This semester I took a course called network forensics. It was a very interesting course, project based, which allowed the students to design any network forensics-related project they wished. For our project, completed with a classmate of mine, we analysed Cisco NetFlow data for our Fraternity house. There was quite a few administrative hoops to jump though, including authorization by the university's IRB (since we collected information about their students). I thought I'd share some of my experiences from the project. This summary will try to guide anyone interested in simple forensics with setting up a collection environment for their home network. Unfortunately it isn't a HOWTO or drop in system. Though if you try what I describe, you're bound to have some fun!
What Data are we collecting: Cisco NetFlow data includes simple header data about network communication. The network traffic is summarized into 'flows' or communications. So if you start up a TCP connection with your favorite video game and play for 20 minutes, that'll be 1 flow. The flow includes Source/Destination IP and Port, start/end time, flags, protocol, packets, and bytes and more. What the flows do no include are payload information. This makes it easy for preforming simple forensics tasks at home. You wont have a huge amount of data to look though, you wont collect anything harmful (at least nothing too harmful), and you wont overload your router.
What you'll need: A router running DD-WRT/OpenWRT, and PC/VM running linux (I used Ubuntu for my home setup but Gentoo is much easier to configure).

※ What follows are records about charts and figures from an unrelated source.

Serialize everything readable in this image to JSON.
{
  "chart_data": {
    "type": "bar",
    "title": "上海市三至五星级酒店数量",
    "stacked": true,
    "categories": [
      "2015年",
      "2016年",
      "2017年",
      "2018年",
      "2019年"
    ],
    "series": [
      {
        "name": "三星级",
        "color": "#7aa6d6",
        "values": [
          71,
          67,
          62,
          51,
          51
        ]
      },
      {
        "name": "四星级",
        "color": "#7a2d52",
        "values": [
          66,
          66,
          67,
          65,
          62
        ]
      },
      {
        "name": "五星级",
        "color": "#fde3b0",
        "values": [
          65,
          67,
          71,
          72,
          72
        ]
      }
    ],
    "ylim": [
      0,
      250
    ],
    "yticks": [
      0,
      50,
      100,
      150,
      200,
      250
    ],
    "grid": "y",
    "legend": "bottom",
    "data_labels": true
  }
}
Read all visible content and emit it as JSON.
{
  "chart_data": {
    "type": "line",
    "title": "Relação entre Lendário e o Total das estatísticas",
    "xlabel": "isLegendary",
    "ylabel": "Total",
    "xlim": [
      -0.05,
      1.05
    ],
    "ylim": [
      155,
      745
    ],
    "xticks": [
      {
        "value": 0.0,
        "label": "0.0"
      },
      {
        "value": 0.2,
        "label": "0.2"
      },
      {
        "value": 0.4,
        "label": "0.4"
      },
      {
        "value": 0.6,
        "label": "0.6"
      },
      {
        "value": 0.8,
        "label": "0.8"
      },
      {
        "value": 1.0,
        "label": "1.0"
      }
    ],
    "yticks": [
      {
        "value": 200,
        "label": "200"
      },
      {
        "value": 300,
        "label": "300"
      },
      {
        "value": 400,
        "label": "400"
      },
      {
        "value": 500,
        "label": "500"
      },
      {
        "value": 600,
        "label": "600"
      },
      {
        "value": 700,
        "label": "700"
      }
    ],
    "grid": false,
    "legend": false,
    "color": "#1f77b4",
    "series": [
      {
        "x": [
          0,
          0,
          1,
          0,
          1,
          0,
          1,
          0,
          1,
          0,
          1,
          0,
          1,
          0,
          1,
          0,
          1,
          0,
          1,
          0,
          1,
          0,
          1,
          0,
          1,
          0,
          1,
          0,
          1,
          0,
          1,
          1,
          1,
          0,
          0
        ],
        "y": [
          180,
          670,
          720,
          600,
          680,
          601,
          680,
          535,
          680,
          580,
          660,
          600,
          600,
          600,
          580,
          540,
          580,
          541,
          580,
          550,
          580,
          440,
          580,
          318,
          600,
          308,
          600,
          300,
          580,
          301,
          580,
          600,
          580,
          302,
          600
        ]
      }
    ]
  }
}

Step 1 - Generating the NetFlows (network information): No this does not mean sitting your kid brother down and telling him to generate some traffic. By generator I mean some device either gateway or sniffer which has information about the network traffic and can report that information, in NetFlow form, to a collector. For this you can use a neat little program called rFlow. For my part of the project I used my personal Buffalo router with DD-WRT installed, although OpenWRT works just fine too. Installing custom firmware on your home router is another topic, I'll just assume you can Google the procedure. The rFlow configuration for DD-WRT (version 24-sp2) can be found under Services->Services->RFlow / MACupd.
Once enabling the service you'll need to give it an IP address as a "Server IP". What this means is, "who is going to receive the NetFlow data once I generate it?" Point this to some PC/Laptop/VM running Linux.
Step 2 - Collecting the NetFlows: To collect the flows I recommend using flow-tools, which will also function as a NetFlow analyzer. Another great application for collecting and analyzing NetFlows is SiLK, produced by CERT. The reasons I recommend using flow-tools include compatibility with the visualization tools I'll recommend and flow-tools is included in popular Linux distribution. Flow-tools will install a daemon that should be configured to on the port configured in rFlow. Based on some literature, I would recommend configuring flow-tools to capture on a 5-minute interval. Also take a look at: http://forums.cacti.net/about12393.html for some configuration recommendations. Specifically the line where the author writes about their configuration
-z0 -V5 -n 288 -N0 -w /home/flows -E2G 0/0/2056. As they also highlight "-z0 -V5 -n 288 -N0" this is important for another application which will use the collected data. The "n 288" will provide the 5-minute interval. ;) At this point you should be collecting NetFlow data into flow-tools binary files.
Step 3 - Visualize: Now we need a few tools to translate the captured data into visualizations. For this I'll recommend a few tools. The first is FlowScan and CUFlow/CUGrapher which should be included as installables for many popular distributions. CUFlow is a module for FlowScan which allows you to generate graphs based on application usage. CUGrapher is a web based application for viewing the output of CUFlow. Install these, configure them, and you should have a nice web interface for viewing generic network usage statistics. The second tool I'll recommend is FlowViewer. You'll have to download and copy the FlowViewer contents into your cgi-bin and configure one file to match your flow-tools settings. This will tell FlowViewer where to find the flow-tools binary files and how they are stored. FlowViewer will provide you with a nice web interface for generating selection filters. With it, you have a lot of power to select and bin data. When you're happy with your filter, grab it from the temporary working directory FlowViewer uses, and use a flow-tool called flow-export to create a comma separated value file. Use this to import data into programs like R, Matlab, and Excel.
All this is pretty straight forward on a Gentoo distribution, the configurations come a bit more dummy-proof and manageable. When I was setting up the project environment I ran into a bit of trouble on Ubuntu but following the tutorial on the Cacti forum should start you on the right track. There were a few interesting behaviors we found during the project. I'll be sure to write some more about them, as well as post the corresponding papers we authored.